Sweet potatoes have slightly more fiber and protein than yams, as well as more calories, fat and carbs. Each one-cup serving boasts half your daily recommended manganese, more than a quarter of your daily recommended vitamin B6 and potassium, 65 percent of your daily vitamin C and a whopping 769 percent of your daily vitamin A. Vitamin A is crucial for a healthy immune system and gut. Sweet potatoes are great for maintaining healthy vision, as one cup contains seven times the beta-carotene (aka what's used to form light receptors in your eyes) that you need in a day. They're also packed with antioxidants that may have cancer-fighting properties. Purple sweet potatoes in particular have also been linked to improved brain function.
Ready to cook?
Types of Sweet Potatoes to Look for at the Supermarket
Orange Sweet Potatoes
The key ingredient of your favorite fries, autumn pie and go-to work lunch. They’re sweet, soft, moist and versatile across all varieties, though some types will differ slightly in color and flavor. Nevertheless, most orange sweet potatoes are interchangeable in cooking and baking. Their unique flavor and hearty, starchy nature hold up under intense spices and bold ingredients like brown sugar and smoked paprika.
White Sweet Potatoes
They may look like regular spuds on the inside, but their outer flesh and oblong shape are a giveaway. Not only are there white sweet potatoes with reddish and purple skin, you might also see some like the O’Henry variety, which are white on the outside too. Their starchiness makes them a bit dry, so cooking them in a creamy or citrusy sauce should help moisten them up.
Purple Sweet Potatoes
Aren’t they beautiful? Most purple sweet potatoes in the U.S. are Stokes from North Carolina, but Okinawan potatoes from Hawaii are also common. Purple sweet potatoes tend to be denser than other types, but turn rich, starchy and nutty when cooked (some even say wine-like). Roast, fry or sauté them to make sure they keep their purple color.
Types of Yams
There are more than 600 types of yams still being grown today and Africa is home to 95 percent of them. Here are a few types of yams to investigate. They may require more legwork to find but they’re well worth it—Western sweet potatoes don’t come close.

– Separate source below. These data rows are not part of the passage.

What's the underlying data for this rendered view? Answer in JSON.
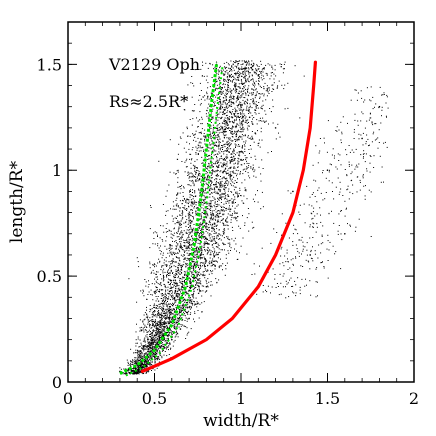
{
  "chart_data": {
    "type": "scatter",
    "xlabel": "width/R*",
    "ylabel": "length/R*",
    "xlim": [
      0,
      2
    ],
    "ylim": [
      0,
      1.7
    ],
    "x_ticks": [
      0,
      0.5,
      1,
      1.5,
      2
    ],
    "x_tick_labels": [
      "0",
      "0.5",
      "1",
      "1.5",
      "2"
    ],
    "y_ticks": [
      0,
      0.5,
      1,
      1.5
    ],
    "y_tick_labels": [
      "0",
      "0.5",
      "1",
      "1.5"
    ],
    "annotations": [
      "V2129 Oph",
      "Rs≈2.5R*"
    ],
    "grid": false,
    "series": [
      {
        "kind": "points",
        "color": "#000000",
        "points": [
          [
            0.3,
            0.05
          ],
          [
            0.35,
            0.06
          ],
          [
            0.4,
            0.08
          ],
          [
            0.45,
            0.1
          ],
          [
            0.5,
            0.12
          ],
          [
            0.55,
            0.15
          ],
          [
            0.6,
            0.2
          ],
          [
            0.65,
            0.25
          ],
          [
            0.7,
            0.3
          ],
          [
            0.75,
            0.37
          ],
          [
            0.8,
            0.45
          ],
          [
            0.85,
            0.55
          ],
          [
            0.9,
            0.7
          ],
          [
            0.95,
            0.85
          ],
          [
            1.0,
            1.05
          ],
          [
            1.05,
            1.25
          ],
          [
            1.1,
            1.45
          ],
          [
            1.2,
            1.2
          ],
          [
            1.3,
            0.9
          ],
          [
            1.5,
            1.0
          ],
          [
            1.7,
            1.15
          ],
          [
            1.8,
            1.3
          ],
          [
            1.6,
            0.7
          ],
          [
            1.4,
            0.6
          ]
        ]
      },
      {
        "kind": "curve",
        "color": "#ff0000",
        "points": [
          [
            0.43,
            0.05
          ],
          [
            0.6,
            0.11
          ],
          [
            0.8,
            0.2
          ],
          [
            0.95,
            0.3
          ],
          [
            1.1,
            0.45
          ],
          [
            1.2,
            0.6
          ],
          [
            1.3,
            0.8
          ],
          [
            1.36,
            1.0
          ],
          [
            1.4,
            1.2
          ],
          [
            1.42,
            1.4
          ],
          [
            1.43,
            1.51
          ]
        ]
      },
      {
        "kind": "dotted-curve",
        "color": "#00e000",
        "points": [
          [
            0.3,
            0.04
          ],
          [
            0.4,
            0.08
          ],
          [
            0.5,
            0.15
          ],
          [
            0.6,
            0.27
          ],
          [
            0.68,
            0.45
          ],
          [
            0.73,
            0.65
          ],
          [
            0.77,
            0.88
          ],
          [
            0.8,
            1.1
          ],
          [
            0.83,
            1.32
          ],
          [
            0.86,
            1.51
          ]
        ]
      }
    ]
  }
}
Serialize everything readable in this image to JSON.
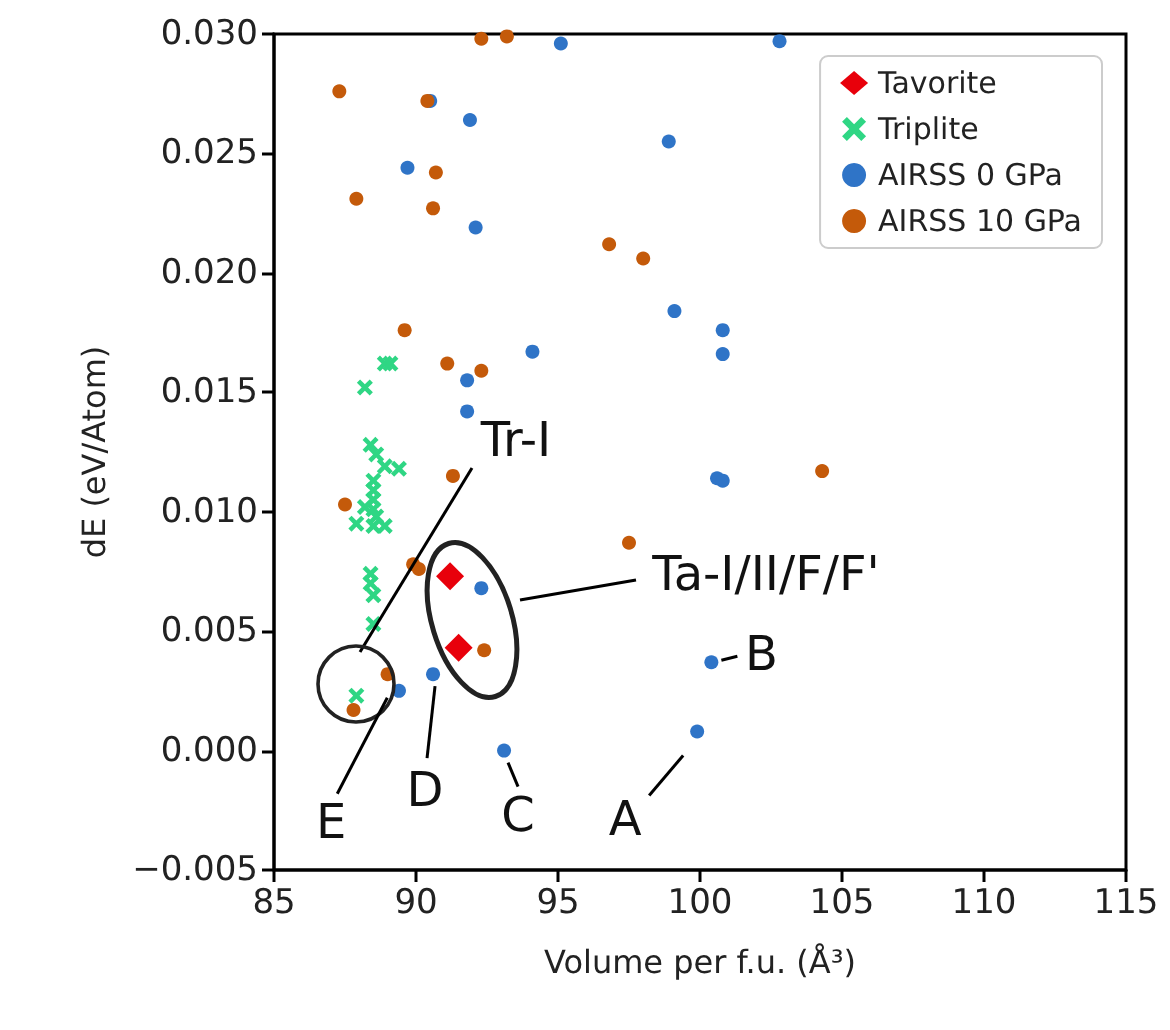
{
  "chart_data": {
    "type": "scatter",
    "xlabel": "Volume per f.u. (Å³)",
    "ylabel": "dE (eV/Atom)",
    "xlim": [
      85,
      115
    ],
    "xticks": [
      85,
      90,
      95,
      100,
      105,
      110,
      115
    ],
    "ylim": [
      -0.005,
      0.03
    ],
    "yticks": [
      {
        "value": -0.005,
        "label": "−0.005"
      },
      {
        "value": 0,
        "label": "0.000"
      },
      {
        "value": 0.005,
        "label": "0.005"
      },
      {
        "value": 0.01,
        "label": "0.010"
      },
      {
        "value": 0.015,
        "label": "0.015"
      },
      {
        "value": 0.02,
        "label": "0.020"
      },
      {
        "value": 0.025,
        "label": "0.025"
      },
      {
        "value": 0.03,
        "label": "0.030"
      }
    ],
    "grid": false,
    "legend": "top right",
    "series": [
      {
        "name": "Tavorite",
        "color": "#e8000b",
        "marker": "diamond",
        "x": [
          91.2,
          91.5
        ],
        "values": [
          0.0073,
          0.0043
        ]
      },
      {
        "name": "Triplite",
        "color": "#2fd684",
        "marker": "cross",
        "x": [
          88.9,
          89.1,
          88.2,
          88.4,
          88.6,
          89.4,
          88.9,
          88.5,
          88.5,
          88.5,
          88.5,
          88.2,
          88.6,
          87.9,
          88.5,
          88.9,
          88.4,
          88.4,
          88.5,
          88.5,
          87.9
        ],
        "values": [
          0.0162,
          0.0162,
          0.0152,
          0.0128,
          0.0124,
          0.0118,
          0.0119,
          0.0113,
          0.0109,
          0.0105,
          0.0101,
          0.0102,
          0.0098,
          0.0095,
          0.0094,
          0.0094,
          0.0074,
          0.007,
          0.0065,
          0.0053,
          0.0023
        ]
      },
      {
        "name": "AIRSS 0 GPa",
        "color": "#2f74c7",
        "marker": "circle",
        "x": [
          95.1,
          102.8,
          90.5,
          91.9,
          98.9,
          89.7,
          92.1,
          99.1,
          100.8,
          100.8,
          94.1,
          91.8,
          91.8,
          100.6,
          100.8,
          92.3,
          90.6,
          89.4,
          93.1,
          100.4,
          99.9
        ],
        "values": [
          0.0296,
          0.0297,
          0.0272,
          0.0264,
          0.0255,
          0.0244,
          0.0219,
          0.0184,
          0.0176,
          0.0166,
          0.0167,
          0.0155,
          0.0142,
          0.0114,
          0.0113,
          0.0068,
          0.0032,
          0.0025,
          0.0,
          0.0037,
          0.0008
        ]
      },
      {
        "name": "AIRSS 10 GPa",
        "color": "#c45a0a",
        "marker": "circle",
        "x": [
          92.3,
          93.2,
          87.3,
          90.4,
          90.7,
          87.9,
          90.6,
          96.8,
          98.0,
          89.6,
          91.1,
          92.3,
          104.3,
          91.3,
          87.5,
          89.9,
          90.1,
          97.5,
          92.4,
          89.0,
          87.8
        ],
        "values": [
          0.0298,
          0.0299,
          0.0276,
          0.0272,
          0.0242,
          0.0231,
          0.0227,
          0.0212,
          0.0206,
          0.0176,
          0.0162,
          0.0159,
          0.0117,
          0.0115,
          0.0103,
          0.0078,
          0.0076,
          0.0087,
          0.0042,
          0.0032,
          0.0017
        ]
      }
    ],
    "annotations": [
      "Tr-I",
      "Ta-I/II/F/F'",
      {
        "text": "A",
        "x": 99.9,
        "y": 0.0008
      },
      {
        "text": "B",
        "x": 100.4,
        "y": 0.0037
      },
      {
        "text": "C",
        "x": 93.1,
        "y": 0.0
      },
      {
        "text": "D",
        "x": 90.6,
        "y": 0.0032
      },
      {
        "text": "E",
        "x": 89.2,
        "y": 0.0028
      }
    ]
  }
}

- African yams: You may also see them called puna yams, Guinea yams, tubers or Nigerian yams.
- Purple yams: These are native to Asia and common in countries like Japan, Vietnam and the Philippines. You may recognize them as ube, which has become really popular stateside in ice cream and halo-halo, a Filipino dessert made with crushed ice and evaporated milk.
- Indian yams: Also called suran, this type is most common in tropical and subtropical countries. In India, it’s used in stir-fries, curries and poriyal, a sautéed vegetable dish.
- Chinese yams: Also known as cinnamon vine, Chinese potato and nagaimo, this plant is a climbing vine that’s been used in Chinese herbal medicine for centuries. Try it in stew, fried rice or congee.